Я протянул чашку всклокоченной с разводами грязи на лице Ритке, получил свою порцию каши. Тут же зачерпнул полную ложку и сказал:

— Посвящаю эту кашу тебе, Чёрный! — и отправил ложку в рот.

«Пригорела…» — проворчал Чёрный, тем не менее с удовольствием урча.

— Пригорела, — подтвердил я. — Но будешь жрать что дают!

И пошёл за стол.

Все уставились на меня.

— Что⁈ — спросил я, зачерпывая вторую ложку.

Парни и девчонки отвернулись, Агафья Ефимовна покачала головой, но мне было пофиг. Мне на всех было пофиг! Потому что Марина надела на меня поводок.

Да, но лапти для неё плетёт Николай…

От этой мысли глаза зажгло.

Я подхватил полупустую чашку и, засовывая на ходу в рот ещё ложку каши, рванул к ручью.

— Дежурные помоют посуду, — крикнул мне вдогонку Илья, но я не хотел дежурных.

Я никого не хотел. Я никого не хотел видеть.

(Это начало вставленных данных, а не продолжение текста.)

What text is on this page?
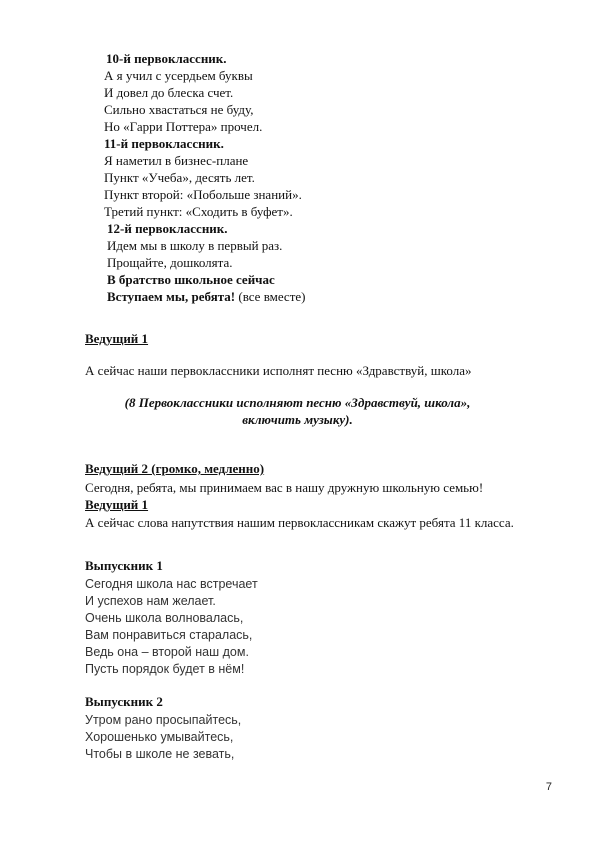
10-й первоклассник.
А я учил с усердьем буквы
И довел до блеска счет.
Сильно хвастаться не буду,
Но «Гарри Поттера» прочел.
11-й первоклассник.
Я наметил в бизнес-плане
Пункт «Учеба», десять лет.
Пункт второй: «Побольше знаний».
Третий пункт: «Сходить в буфет».
12-й первоклассник.
Идем мы в школу в первый раз.
Прощайте, дошколята.
В братство школьное сейчас
Вступаем мы, ребята! (все вместе)
Ведущий 1
А сейчас наши первоклассники исполнят песню «Здравствуй, школа»
(8 Первоклассники исполняют песню «Здравствуй, школа»,
включить музыку).
Ведущий 2 (громко, медленно)
Сегодня, ребята, мы принимаем вас в нашу дружную школьную семью!
Ведущий 1
А сейчас слова напутствия нашим первоклассникам скажут ребята 11 класса.
Выпускник 1
Сегодня школа нас встречает
И успехов нам желает.
Очень школа волновалась,
Вам понравиться старалась,
Ведь она – второй наш дом.
Пусть порядок будет в нём!
Выпускник 2
Утром рано просыпайтесь,
Хорошенько умывайтесь,
Чтобы в школе не зевать,
7
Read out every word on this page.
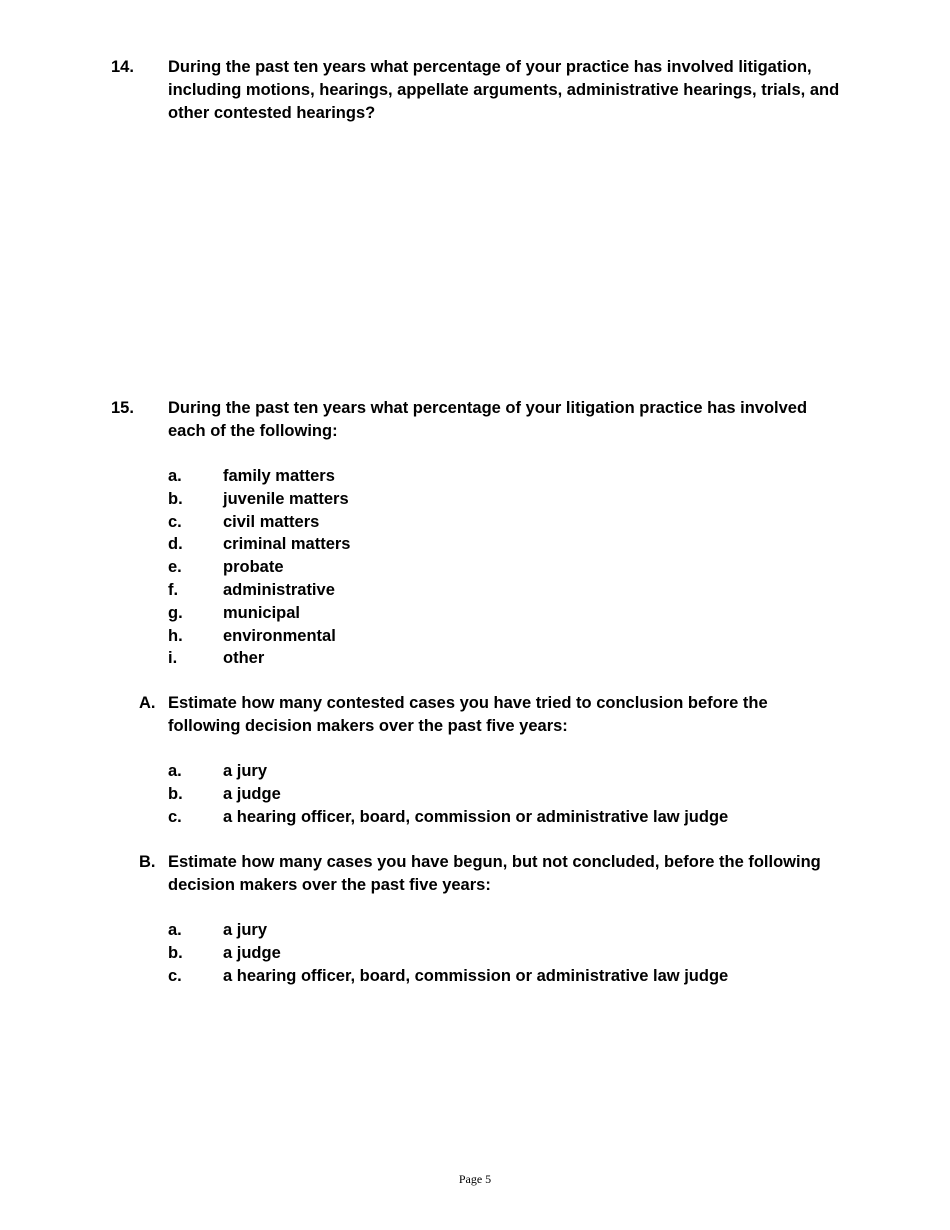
14. During the past ten years what percentage of your practice has involved litigation, including motions, hearings, appellate arguments, administrative hearings, trials, and other contested hearings?
15. During the past ten years what percentage of your litigation practice has involved each of the following:
a. family matters
b. juvenile matters
c. civil matters
d. criminal matters
e. probate
f.	administrative
g. municipal
h. environmental
i.	other
A. Estimate how many contested cases you have tried to conclusion before the following decision makers over the past five years:
a. a jury
b. a judge
c. a hearing officer, board, commission or administrative law judge
B. Estimate how many cases you have begun, but not concluded, before the following decision makers over the past five years:
a. a jury
b. a judge
c. a hearing officer, board, commission or administrative law judge
Page 5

Пока я дошёл до ручья, тарелка опустела. Каша была не вкусной. Но я съел её всю. Сожрал. Посвятил Чёрному. Ибо.

Чёрный был доволен. «Наконец-то правильное слово! — добродушно проворчал он. — Да, ты мне жрёшь!»

Каша была съедена, чашка вымыта, но я остался сидеть у ручья. Я смотрел на бегущую воду и не знал, что делать. Как теперь быть? Как вести себя с Мариной, с Риткой? Да и с парнями. Они ведь все знают, что Марина надела на меня поводок. Теперь об этом знают все…

В ручье плавала рыбина — серебристая, вытянутая с мелкой чешуёй и острым гребнем. Наверное, хищная — вон зубы какие! Великовата для этого ручья. И как сюда заплыла?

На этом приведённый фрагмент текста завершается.